The Federal Building, also known as the Century Post Office, is a historic building located on Fayetteville Street in Raleigh, Wake County, North Carolina, United States. It was the first Federal Government project in the South following the Civil War. Construction of the building began in 1874 and was completed in 1878. The building's Second Empire design was by Alfred B. Mullett whose more famous works included the Old Executive Office Building located near the White House. The Federal Building was listed on the National Register of Historic Places in 1971 and is a Raleigh Historic Landmark.

After completion of the building, local offices of federal agencies, such as the post office, were located on the first floor. The United States District Court was located on the second floor and at the time was considered the best fitted courtroom in North Carolina. In 1913, the building was doubled in size to accommodate the effects of city growth. The building was renovated and its original materials and most of its detailing were replicated. In 1939, the building was expanded with the same exterior design being applied to the new addition.

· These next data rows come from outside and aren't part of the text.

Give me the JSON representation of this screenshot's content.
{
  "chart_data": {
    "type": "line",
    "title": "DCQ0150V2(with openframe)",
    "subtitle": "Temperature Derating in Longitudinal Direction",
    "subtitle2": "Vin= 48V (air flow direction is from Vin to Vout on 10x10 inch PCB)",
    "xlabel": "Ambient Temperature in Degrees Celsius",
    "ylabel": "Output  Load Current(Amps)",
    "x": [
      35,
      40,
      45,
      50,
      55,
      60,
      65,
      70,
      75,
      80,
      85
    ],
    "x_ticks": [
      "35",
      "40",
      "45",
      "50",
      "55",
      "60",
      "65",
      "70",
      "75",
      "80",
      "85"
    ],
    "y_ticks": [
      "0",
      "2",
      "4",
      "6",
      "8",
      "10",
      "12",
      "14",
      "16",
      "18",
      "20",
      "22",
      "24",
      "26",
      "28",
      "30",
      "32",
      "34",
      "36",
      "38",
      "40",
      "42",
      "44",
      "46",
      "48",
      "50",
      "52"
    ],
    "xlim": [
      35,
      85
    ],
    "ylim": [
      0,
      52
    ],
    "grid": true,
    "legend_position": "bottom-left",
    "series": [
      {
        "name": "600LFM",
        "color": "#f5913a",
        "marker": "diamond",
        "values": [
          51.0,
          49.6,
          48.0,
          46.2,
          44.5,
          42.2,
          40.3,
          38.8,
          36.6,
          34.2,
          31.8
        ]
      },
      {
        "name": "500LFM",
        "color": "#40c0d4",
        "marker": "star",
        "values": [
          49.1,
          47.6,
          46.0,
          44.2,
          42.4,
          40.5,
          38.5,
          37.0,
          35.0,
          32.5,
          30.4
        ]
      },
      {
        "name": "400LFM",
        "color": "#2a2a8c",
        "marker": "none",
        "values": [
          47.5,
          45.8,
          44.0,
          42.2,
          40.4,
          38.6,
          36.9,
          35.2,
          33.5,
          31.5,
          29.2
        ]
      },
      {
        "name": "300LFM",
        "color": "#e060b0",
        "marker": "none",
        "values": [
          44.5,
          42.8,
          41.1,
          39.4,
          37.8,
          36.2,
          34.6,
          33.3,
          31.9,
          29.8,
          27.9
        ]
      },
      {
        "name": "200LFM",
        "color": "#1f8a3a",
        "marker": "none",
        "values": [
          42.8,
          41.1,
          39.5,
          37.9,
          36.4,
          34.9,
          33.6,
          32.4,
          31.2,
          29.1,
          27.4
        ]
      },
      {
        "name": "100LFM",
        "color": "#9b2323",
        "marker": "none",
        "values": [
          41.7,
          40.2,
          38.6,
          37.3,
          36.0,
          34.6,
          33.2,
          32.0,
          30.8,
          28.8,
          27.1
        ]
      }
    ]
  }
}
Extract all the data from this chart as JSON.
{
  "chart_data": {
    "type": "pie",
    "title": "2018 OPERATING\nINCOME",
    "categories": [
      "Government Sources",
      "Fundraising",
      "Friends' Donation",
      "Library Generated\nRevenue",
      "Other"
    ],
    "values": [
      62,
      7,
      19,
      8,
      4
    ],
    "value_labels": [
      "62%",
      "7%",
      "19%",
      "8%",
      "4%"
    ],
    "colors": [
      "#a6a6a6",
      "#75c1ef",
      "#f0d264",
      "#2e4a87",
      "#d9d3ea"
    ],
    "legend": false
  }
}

Federal Government agencies grew rapidly after World War II. Due to this growth, the majority of the offices located in the Federal Building were moved to rented facilities located throughout Raleigh. A new Federal Building was constructed downtown to consolidate the agencies in 1970. The facility also became the new home of the court and post office's administrative facility. In 1978, the original Federal Building was renovated and renamed Century Station to commemorate the 100th anniversary of its opening. Currently, it serves as a post office for downtown Raleigh and as the United States Bankruptcy Court.